O ministro israelense dos Transportes, Yisrael Katz, deve ir a Omã na próxima semana para uma conferência, onde deve apresentar seu plano para uma ligação ferroviária entre os países árabes do Golfo e Israel.
A força motriz dessas visitas parece ser uma preocupação compartilhada sobre o Irã. Israel e muitos dos países árabes do Golfo consideram o Irã uma força desestabilizadora, se intrometendo em conflitos e apoiando rivais em toda a região. Omã, que faz fronteira com a Arábia Saudita e fica na foz do Golfo Pérsico, muitas vezes desempenhou o papel de mediador regional.

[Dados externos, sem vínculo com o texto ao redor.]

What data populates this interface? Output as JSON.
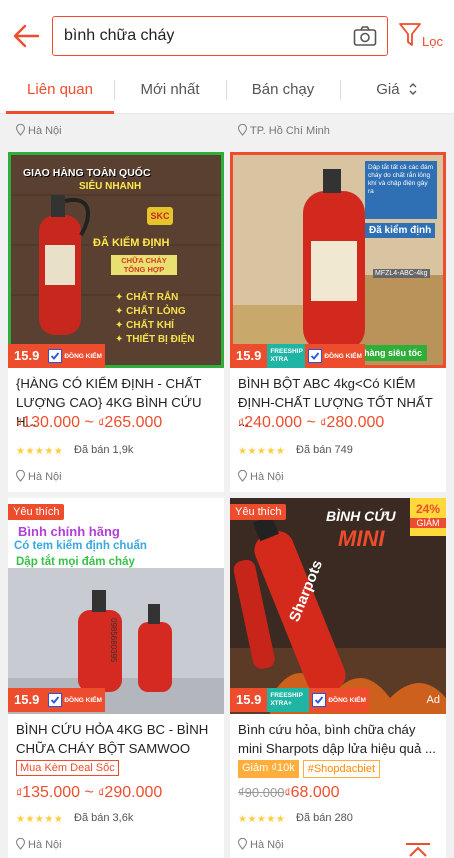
{
  "search": {
    "query": "bình chữa cháy",
    "filter_label": "Lọc"
  },
  "tabs": [
    {
      "label": "Liên quan"
    },
    {
      "label": "Mới nhất"
    },
    {
      "label": "Bán chạy"
    },
    {
      "label": "Giá"
    }
  ],
  "top_locations": [
    "Hà Nội",
    "TP. Hồ Chí Minh"
  ],
  "products": [
    {
      "title": "{HÀNG CÓ KIỂM ĐỊNH - CHẤT LƯỢNG CAO} 4KG BÌNH CỨU H...",
      "price_from": "130.000",
      "price_to": "265.000",
      "sold": "Đã bán 1,9k",
      "location": "Hà Nội",
      "badge_number": "15.9",
      "badge_check": "ĐỒNG KIỂM",
      "image_text": {
        "line1": "GIAO HÀNG TOÀN QUỐC",
        "line2": "SIÊU NHANH",
        "line3": "ĐÃ KIỂM ĐỊNH",
        "line4": "CHỮA CHÁY TỔNG HỢP",
        "line5": "CHẤT RẮN",
        "line6": "CHẤT LỎNG",
        "line7": "CHẤT KHÍ",
        "line8": "THIẾT BỊ ĐIỆN",
        "seal": "SKC"
      }
    },
    {
      "title": "BÌNH BỘT ABC 4kg<Có KIỂM ĐỊNH-CHẤT LƯỢNG TỐT NHẤT ...",
      "price_from": "240.000",
      "price_to": "280.000",
      "sold": "Đã bán 749",
      "location": "Hà Nội",
      "badge_number": "15.9",
      "badge_ship": "FREESHIP XTRA",
      "badge_check": "ĐỒNG KIỂM",
      "image_text": {
        "note": "Dập tắt tất cả các đám cháy do chất rắn lỏng khí và chập điện gây ra",
        "verified": "Đã kiểm định",
        "model": "MFZL4-ABC-4kg",
        "footer": "hàng siêu tốc"
      }
    },
    {
      "title": "BÌNH CỨU HỎA 4KG BC - BÌNH CHỮA CHÁY BỘT SAMWOO",
      "tag": "Mua Kèm Deal Sốc",
      "price_from": "135.000",
      "price_to": "290.000",
      "sold": "Đã bán 3,6k",
      "location": "Hà Nội",
      "favorite": "Yêu thích",
      "badge_number": "15.9",
      "badge_check": "ĐỒNG KIỂM",
      "image_text": {
        "line1": "Bình chính hãng",
        "line2": "Có tem kiểm định chuẩn",
        "line3": "Dập tắt mọi đám cháy",
        "phone": "0985680395"
      }
    },
    {
      "title": "Bình cứu hỏa, bình chữa cháy mini Sharpots dập lửa hiệu quả ...",
      "tags": [
        "Giảm ₫10k",
        "#Shopdacbiet"
      ],
      "old_price": "₫90.000",
      "price": "68.000",
      "sold": "Đã bán 280",
      "location": "Hà Nội",
      "favorite": "Yêu thích",
      "badge_number": "15.9",
      "badge_ship": "FREESHIP XTRA+",
      "badge_check": "ĐỒNG KIỂM",
      "ad": "Ad",
      "discount": "24%",
      "discount_label": "GIẢM",
      "image_text": {
        "headline": "BÌNH CỨU",
        "headline2": "MINI",
        "brand": "Sharpots"
      }
    }
  ],
  "colors": {
    "accent": "#ee4d2d",
    "star": "#ffce3d"
  }
}
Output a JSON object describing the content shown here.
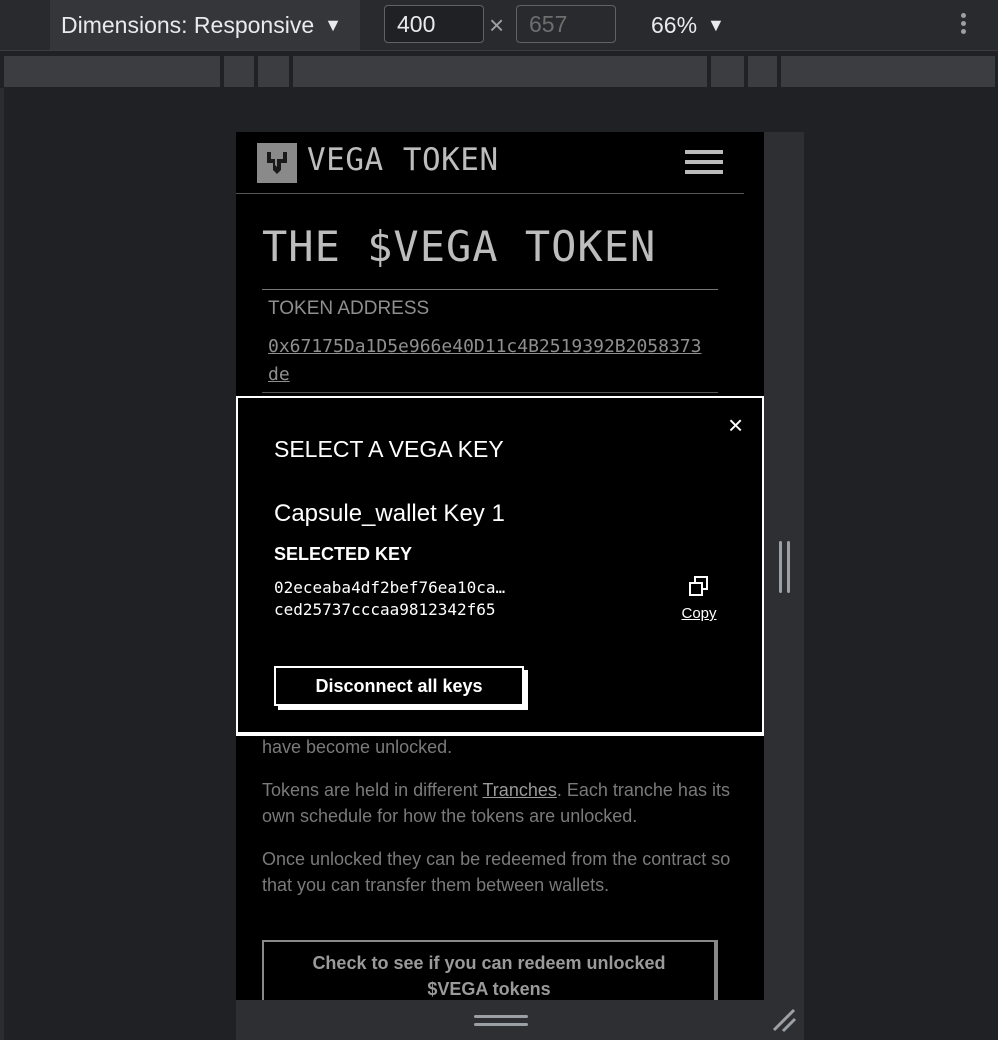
{
  "devtools": {
    "dimensions_label": "Dimensions: Responsive",
    "width_value": "400",
    "height_placeholder": "657",
    "times_symbol": "×",
    "zoom_label": "66%",
    "caret": "▼"
  },
  "site": {
    "name": "VEGA TOKEN",
    "page_title": "THE $VEGA TOKEN",
    "token_address_label": "TOKEN ADDRESS",
    "token_address": "0x67175Da1D5e966e40D11c4B2519392B2058373de",
    "paragraph_1_tail": "have become unlocked.",
    "paragraph_2_prefix": "Tokens are held in different ",
    "paragraph_2_link": "Tranches",
    "paragraph_2_suffix": ". Each tranche has its own schedule for how the tokens are unlocked.",
    "paragraph_3": "Once unlocked they can be redeemed from the contract so that you can transfer them between wallets.",
    "redeem_button_line1": "Check to see if you can redeem unlocked",
    "redeem_button_line2": "$VEGA tokens"
  },
  "modal": {
    "close_symbol": "×",
    "title": "SELECT A VEGA KEY",
    "key_name": "Capsule_wallet Key 1",
    "selected_key_label": "SELECTED KEY",
    "key_line_1": "02eceaba4df2bef76ea10ca…",
    "key_line_2": "ced25737cccaa9812342f65",
    "copy_label": "Copy",
    "disconnect_label": "Disconnect all keys"
  }
}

As visitam também oferecem uma oportunidade para esses países árabes bajularem Washington. O presidente Donald Trump prometeu apresentar um plano para o "acordo do século" para a paz no Oriente Médio, e a confiabilidade da Arábia Saudita como um canal influente foi questionada em meio às consequências do assassinato do jornalista saudita Jamal Khashoggi no consulado do reino em Istambul, na Turquia.
A aparição emocionada de Regev no domingo, na cerimônia da medalha de ouro em Abu Dhabi, foi inédita e especialmente notável, dada a sua inclinação política. Em casa, ela é uma nacionalista sincera e popular entre os linhas-dura.
Em Abu Dhabi, Regev também visitou a grande mesquita Sheikh Zayed. Vestindo um lenço na cabeça e o vestido tradicional até o chão conhecido como abaya, ela foi calorosamente recebida por autoridades locais.
Enquanto as visitas de Netanyahu e seus ministros do Partido Likud são um enorme impulso de relações públicas para ele em casa, elas não sinalizam imediatamente uma aceitação árabe de Israel.
O conflito palestino-israelense continua sendo um problema emocional com o público árabe, e as relações provavelmente permanecerão limitadas sem um acordo de paz.
Forças israelenses mataram mais de 160 palestinos durante meses de protestos liderados pelo Hamas na Faixa de Gaza contra o bloqueio israelense e a profunda crise humanitária. O processo de paz está congelado há anos e o presidente palestino, Mahmoud Abbas, cortou relações com Washington depois que a Casa Branca reconheceu Jerusalém como a capital de Israel no ano passado e transferiu sua embaixada para a cidade.
Os palestinos temem que Trump esteja tentando obter apoio da Arábia Saudita e de outros países do Golfo Pérsico para pressionar os palestinos a aceitarem um plano de paz que está muito aquém de suas exigências.
Em Mascate, a reunião de Netanyahu parecia destinada a lidar com o conflito palestino-israelense e seus laços estreitos com o governo Trump. Com a insistência de Netanyahu, os EUA abandonaram este ano o acordo nuclear com o Irã, que Omã havia apoiado.
Após a visita, o ministro das Relações Exteriores de Omã, Yousef bin Alawi, sugeriu que o encontro foi apenas uma tentativa estratégica de lidar com algumas das questões mais prementes do Oriente Médio. Em entrevista à Al-Jazeera, ele disse que Netanyahu havia iniciado a reunião para apresentar seus pontos de vista sobre questões do Oriente Médio ao sultão Qaboos.
"O que o sultão Qaboos está fazendo agora é nada menos do que uma intervenção", disse Sigurd Neubauer, um especialista em Omã. "Omã está se intrometendo no processo de paz palestino-israelense por uma razão óbvia, e isso é porque os estados árabes estão muito divididos".
Omã é também o único país árabe no Golfo que poderia ter hospedado Netanyahu sem medo de uma reação desestabilizadora, disse Neubauer.
Isso porque o sultão Qaboos, no poder desde 1970, tem linhas diretas de comunicação com diversos países da região, graças à sua longa política de não-interferência. Omã intermediou a libertação de reféns ocidentais no Iêmen e forneceu uma alternativa para as comunicações entre Washington e Teerã sob o governo Obama. É membro do Conselho de Cooperação do Golfo, liderado pela Arábia Saudita, mas não se juntou ao reino em seu boicote ao Qatar ou à guerra no Iêmen.
Mesmo as declarações do Partido Fatah, da Palestina, e do Irã não condenaram diretamente Omã após a visita de Netanyahu, criticando as tentativas de Israel de normalizar as relações com os países árabes antes que um acordo de paz seja alcançado.
Para Omã, receber Netanyahu enviou uma mensagem à administração Trump de que Mascate é um valioso player regional.
"A moeda é a moeda americana", disse Yoel Guzansky, pesquisador sênior do Instituto de Estudos de Segurança Nacional de Israel. "Omã pode mostrar que é um intermediário, um canal não apenas entre Israel e os palestinos, mas, de maneira mais ambiciosa, entre o Irã e Israel".